Vous savez tbien par ailleurs que JC Azertyuiop^$qsdfgjklmù*wxcvbn,;:! a toute ma considération, dès lors qu’il ne vient pas pour le seul plaisir de planter la pagaille, dire du mal a priori de tout et de rien, surtout de ce qu’il n’a approché ni des lèvres ni des dents. Voulez-vs me faire dire que sa manière de pratiquer ce sport le cas échéant me fait rire? Oui.
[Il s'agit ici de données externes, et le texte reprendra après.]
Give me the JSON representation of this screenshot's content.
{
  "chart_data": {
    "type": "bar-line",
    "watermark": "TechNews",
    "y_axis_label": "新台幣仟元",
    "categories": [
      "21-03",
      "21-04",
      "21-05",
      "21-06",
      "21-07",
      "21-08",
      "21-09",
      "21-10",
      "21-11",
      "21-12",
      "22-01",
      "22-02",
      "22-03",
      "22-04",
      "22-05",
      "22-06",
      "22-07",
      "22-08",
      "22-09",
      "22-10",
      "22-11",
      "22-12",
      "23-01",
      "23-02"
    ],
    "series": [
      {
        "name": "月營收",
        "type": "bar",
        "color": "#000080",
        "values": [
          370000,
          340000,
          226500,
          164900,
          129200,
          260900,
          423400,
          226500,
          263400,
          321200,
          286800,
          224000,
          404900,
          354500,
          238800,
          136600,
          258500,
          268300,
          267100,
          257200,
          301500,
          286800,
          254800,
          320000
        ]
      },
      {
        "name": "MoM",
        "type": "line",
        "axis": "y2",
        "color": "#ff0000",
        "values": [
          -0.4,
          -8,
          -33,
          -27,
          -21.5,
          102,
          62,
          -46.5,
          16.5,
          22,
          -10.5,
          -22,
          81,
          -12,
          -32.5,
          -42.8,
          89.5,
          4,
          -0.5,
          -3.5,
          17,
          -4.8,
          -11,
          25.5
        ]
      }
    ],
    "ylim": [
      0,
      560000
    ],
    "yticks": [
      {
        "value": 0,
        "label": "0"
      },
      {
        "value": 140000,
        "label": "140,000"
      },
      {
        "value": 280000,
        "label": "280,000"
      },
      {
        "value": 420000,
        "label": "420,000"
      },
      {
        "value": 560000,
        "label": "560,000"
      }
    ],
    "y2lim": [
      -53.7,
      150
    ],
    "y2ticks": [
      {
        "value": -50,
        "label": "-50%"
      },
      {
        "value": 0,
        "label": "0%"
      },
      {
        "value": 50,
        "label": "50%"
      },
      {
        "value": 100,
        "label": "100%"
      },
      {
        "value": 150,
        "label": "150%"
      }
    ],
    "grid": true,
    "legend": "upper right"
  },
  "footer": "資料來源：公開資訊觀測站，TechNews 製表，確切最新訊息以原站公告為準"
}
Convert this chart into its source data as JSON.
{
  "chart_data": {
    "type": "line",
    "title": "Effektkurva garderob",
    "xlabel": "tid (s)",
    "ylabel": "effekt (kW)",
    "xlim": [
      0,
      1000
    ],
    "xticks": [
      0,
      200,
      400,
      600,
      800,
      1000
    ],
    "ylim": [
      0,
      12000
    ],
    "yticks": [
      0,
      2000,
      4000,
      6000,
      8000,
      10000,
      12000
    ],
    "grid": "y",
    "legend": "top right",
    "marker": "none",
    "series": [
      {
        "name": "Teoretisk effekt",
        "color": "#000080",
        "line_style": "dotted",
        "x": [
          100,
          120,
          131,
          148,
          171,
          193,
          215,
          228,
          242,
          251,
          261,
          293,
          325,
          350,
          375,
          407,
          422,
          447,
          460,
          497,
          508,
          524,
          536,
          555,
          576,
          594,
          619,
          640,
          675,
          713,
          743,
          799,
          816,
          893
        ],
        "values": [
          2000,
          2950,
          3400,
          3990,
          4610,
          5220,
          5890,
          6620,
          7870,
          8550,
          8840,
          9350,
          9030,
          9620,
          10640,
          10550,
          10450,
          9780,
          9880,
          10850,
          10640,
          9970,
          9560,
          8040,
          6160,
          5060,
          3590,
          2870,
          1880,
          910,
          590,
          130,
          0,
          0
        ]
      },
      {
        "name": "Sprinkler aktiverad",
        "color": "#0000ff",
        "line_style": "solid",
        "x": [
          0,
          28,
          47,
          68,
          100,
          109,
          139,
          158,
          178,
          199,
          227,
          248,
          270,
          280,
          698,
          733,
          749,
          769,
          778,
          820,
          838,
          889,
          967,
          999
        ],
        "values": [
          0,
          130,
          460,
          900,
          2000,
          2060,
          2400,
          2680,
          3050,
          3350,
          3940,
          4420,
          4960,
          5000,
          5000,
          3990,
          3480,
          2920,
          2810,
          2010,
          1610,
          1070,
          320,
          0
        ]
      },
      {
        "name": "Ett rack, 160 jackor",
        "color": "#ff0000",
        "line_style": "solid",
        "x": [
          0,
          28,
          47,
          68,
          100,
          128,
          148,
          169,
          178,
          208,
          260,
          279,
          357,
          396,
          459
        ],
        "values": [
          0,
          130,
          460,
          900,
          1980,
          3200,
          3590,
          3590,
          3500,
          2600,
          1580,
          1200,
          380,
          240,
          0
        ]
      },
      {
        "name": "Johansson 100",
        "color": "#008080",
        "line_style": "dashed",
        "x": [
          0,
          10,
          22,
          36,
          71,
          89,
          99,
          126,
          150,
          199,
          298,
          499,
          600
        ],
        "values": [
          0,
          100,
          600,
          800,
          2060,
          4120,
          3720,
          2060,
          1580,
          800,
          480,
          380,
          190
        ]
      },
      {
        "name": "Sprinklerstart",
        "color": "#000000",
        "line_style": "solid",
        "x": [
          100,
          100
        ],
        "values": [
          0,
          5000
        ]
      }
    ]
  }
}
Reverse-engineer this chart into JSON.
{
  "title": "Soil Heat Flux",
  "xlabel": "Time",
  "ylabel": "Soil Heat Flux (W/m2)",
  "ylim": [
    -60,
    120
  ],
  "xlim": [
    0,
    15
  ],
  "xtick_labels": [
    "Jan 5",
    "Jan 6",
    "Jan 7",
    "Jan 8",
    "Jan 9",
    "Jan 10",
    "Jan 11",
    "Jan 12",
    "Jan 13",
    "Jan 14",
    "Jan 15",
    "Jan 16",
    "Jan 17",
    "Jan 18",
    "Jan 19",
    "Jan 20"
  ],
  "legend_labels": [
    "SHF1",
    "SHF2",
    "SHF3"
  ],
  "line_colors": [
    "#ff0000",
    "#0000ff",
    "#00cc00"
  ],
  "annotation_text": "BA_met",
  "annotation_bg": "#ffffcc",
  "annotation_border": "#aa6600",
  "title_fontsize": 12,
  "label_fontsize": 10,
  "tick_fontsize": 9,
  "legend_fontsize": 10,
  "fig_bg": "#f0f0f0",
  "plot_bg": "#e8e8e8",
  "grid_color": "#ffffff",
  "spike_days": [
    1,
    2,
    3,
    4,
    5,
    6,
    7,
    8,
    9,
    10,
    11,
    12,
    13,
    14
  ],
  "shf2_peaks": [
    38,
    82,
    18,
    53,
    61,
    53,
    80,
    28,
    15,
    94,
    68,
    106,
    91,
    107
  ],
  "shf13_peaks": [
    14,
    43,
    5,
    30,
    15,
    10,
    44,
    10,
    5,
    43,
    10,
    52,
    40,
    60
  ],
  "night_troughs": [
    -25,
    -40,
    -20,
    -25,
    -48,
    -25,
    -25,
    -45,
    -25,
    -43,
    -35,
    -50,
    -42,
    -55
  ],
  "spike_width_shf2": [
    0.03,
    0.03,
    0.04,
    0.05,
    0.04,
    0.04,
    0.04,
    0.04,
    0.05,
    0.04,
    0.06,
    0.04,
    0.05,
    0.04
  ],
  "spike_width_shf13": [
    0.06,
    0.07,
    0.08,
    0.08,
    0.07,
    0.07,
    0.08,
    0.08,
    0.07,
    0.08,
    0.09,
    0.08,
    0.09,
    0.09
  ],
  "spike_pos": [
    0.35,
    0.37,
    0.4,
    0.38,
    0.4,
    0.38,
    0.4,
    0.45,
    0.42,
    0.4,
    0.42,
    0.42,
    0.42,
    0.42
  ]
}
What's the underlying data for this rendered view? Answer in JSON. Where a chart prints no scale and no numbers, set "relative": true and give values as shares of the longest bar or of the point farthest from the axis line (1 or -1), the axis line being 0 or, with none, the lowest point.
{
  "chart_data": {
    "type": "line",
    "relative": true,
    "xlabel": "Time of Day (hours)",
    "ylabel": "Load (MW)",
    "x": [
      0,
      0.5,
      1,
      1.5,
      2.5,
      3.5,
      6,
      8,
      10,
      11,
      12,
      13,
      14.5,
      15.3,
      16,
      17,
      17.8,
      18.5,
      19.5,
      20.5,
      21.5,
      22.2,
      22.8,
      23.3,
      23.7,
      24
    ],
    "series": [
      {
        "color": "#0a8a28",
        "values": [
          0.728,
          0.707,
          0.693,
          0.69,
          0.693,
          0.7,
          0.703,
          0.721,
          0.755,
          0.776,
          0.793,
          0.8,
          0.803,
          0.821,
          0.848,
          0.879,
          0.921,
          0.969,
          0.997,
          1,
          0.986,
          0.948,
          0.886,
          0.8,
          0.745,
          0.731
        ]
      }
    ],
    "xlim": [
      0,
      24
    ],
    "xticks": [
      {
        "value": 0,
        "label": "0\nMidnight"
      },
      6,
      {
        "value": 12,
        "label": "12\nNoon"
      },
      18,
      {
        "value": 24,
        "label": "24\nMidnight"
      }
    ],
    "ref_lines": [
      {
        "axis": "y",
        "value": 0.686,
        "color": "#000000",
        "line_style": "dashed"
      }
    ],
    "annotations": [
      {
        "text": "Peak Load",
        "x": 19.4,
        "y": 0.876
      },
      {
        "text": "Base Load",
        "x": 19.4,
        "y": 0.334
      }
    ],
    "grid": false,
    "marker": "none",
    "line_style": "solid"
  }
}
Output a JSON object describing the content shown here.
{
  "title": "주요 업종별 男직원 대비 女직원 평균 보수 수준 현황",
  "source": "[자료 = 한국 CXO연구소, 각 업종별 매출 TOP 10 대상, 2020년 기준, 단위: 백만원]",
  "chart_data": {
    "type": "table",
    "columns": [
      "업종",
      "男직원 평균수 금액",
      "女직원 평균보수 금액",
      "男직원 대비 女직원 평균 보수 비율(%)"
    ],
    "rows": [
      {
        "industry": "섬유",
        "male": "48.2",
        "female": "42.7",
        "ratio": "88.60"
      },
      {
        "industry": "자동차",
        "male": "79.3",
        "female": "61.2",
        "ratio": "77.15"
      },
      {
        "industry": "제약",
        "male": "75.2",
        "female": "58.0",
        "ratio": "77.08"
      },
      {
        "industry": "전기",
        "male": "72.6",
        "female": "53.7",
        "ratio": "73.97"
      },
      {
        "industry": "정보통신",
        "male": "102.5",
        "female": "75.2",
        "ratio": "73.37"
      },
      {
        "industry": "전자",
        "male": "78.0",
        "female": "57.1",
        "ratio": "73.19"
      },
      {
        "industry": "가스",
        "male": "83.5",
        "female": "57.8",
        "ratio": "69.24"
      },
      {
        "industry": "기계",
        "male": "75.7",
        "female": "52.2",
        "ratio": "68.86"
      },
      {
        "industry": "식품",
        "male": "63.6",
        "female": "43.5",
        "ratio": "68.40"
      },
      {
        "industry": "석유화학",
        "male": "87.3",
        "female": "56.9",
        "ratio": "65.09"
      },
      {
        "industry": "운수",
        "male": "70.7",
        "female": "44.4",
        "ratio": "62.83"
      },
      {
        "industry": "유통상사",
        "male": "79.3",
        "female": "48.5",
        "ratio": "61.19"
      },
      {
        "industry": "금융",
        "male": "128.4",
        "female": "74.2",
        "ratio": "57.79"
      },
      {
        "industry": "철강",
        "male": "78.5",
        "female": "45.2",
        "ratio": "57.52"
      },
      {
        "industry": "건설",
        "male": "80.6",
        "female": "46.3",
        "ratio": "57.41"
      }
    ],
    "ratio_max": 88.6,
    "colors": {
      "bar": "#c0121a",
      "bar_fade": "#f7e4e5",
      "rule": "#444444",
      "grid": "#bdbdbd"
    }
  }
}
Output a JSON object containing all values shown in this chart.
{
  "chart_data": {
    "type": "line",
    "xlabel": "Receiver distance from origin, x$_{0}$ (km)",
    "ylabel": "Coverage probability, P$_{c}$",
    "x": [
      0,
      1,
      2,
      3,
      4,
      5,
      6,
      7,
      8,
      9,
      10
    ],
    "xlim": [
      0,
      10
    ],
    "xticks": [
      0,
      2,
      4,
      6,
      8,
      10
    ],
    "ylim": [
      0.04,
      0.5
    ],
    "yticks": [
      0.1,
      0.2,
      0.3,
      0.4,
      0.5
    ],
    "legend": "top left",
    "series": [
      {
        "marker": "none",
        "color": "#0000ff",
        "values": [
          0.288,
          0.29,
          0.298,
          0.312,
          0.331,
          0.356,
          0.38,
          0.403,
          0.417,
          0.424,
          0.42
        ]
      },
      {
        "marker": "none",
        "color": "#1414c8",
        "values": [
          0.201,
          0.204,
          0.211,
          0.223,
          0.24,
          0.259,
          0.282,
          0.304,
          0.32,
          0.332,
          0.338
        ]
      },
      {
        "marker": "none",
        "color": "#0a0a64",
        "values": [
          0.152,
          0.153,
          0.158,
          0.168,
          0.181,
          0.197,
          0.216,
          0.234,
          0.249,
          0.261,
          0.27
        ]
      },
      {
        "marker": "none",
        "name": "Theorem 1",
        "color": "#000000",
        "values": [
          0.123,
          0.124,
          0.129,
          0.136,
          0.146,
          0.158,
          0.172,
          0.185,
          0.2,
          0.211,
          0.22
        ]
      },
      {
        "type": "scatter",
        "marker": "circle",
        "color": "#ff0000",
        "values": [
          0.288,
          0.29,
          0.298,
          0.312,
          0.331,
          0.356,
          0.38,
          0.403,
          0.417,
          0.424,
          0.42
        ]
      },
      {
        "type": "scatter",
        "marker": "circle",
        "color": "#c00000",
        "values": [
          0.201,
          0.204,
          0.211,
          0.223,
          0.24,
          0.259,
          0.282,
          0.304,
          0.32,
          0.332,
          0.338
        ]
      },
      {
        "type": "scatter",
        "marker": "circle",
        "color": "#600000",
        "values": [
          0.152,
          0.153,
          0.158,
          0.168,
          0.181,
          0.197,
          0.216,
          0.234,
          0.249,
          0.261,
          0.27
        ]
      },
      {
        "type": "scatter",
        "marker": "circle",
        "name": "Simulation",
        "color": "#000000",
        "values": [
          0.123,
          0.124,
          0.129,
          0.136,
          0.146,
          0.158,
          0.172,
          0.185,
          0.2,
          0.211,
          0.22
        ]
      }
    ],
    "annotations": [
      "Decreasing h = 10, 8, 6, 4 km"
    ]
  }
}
Seulement c’est comme quand je vois un teckel s’escrimer à l’entrée d’un terrier : d’un côté je suis épatée par la pugnacité à l’oeuvre, de l’autre je me représente la renarde terrée au fond du trou, tétanisée, ayant à défendre parfois des petits. Qu’est-ce que je fais? J’écarte le chien. D’autres manières de s’amuser: il n’a qu’à courir sous les arbres, ou gniaquer les mollets du facteur. Un mets de roi, depuis qu’ils ne circulent plus à vélo, ms en camionnette. C’est tout pour une dizaine de jours, ciao

Rizhome dit: 2 décembre 2014 à 15 h 11 min

Les renards n’ont pas de terrier. Vous devez confondre avec les lièvres. Je vous donne un truc pour les différencier : la queue. Celle des lièvres est en pompon, celle des renards en panache.

Que ce qui doit être dit soit dit: 4 décembre 2014 à 10 h 53 min

Sophie, votre blog est le meilleur de toute la série des républiques {de la culture}. Le mieux écrit, le plus intéressant.

Paprika dit: 9 décembre 2014 à 16 h 53 min

Trés bonne critique !
J’ai vu ce film hier et il m’a bien bouleversé même sous le travers de la fable. Parabole de la triste situation politique de la Hongrie.
A la fois le cinéma hongrois fait de réelles perçées récemment (Le grand cahier, Silent ones) notamment.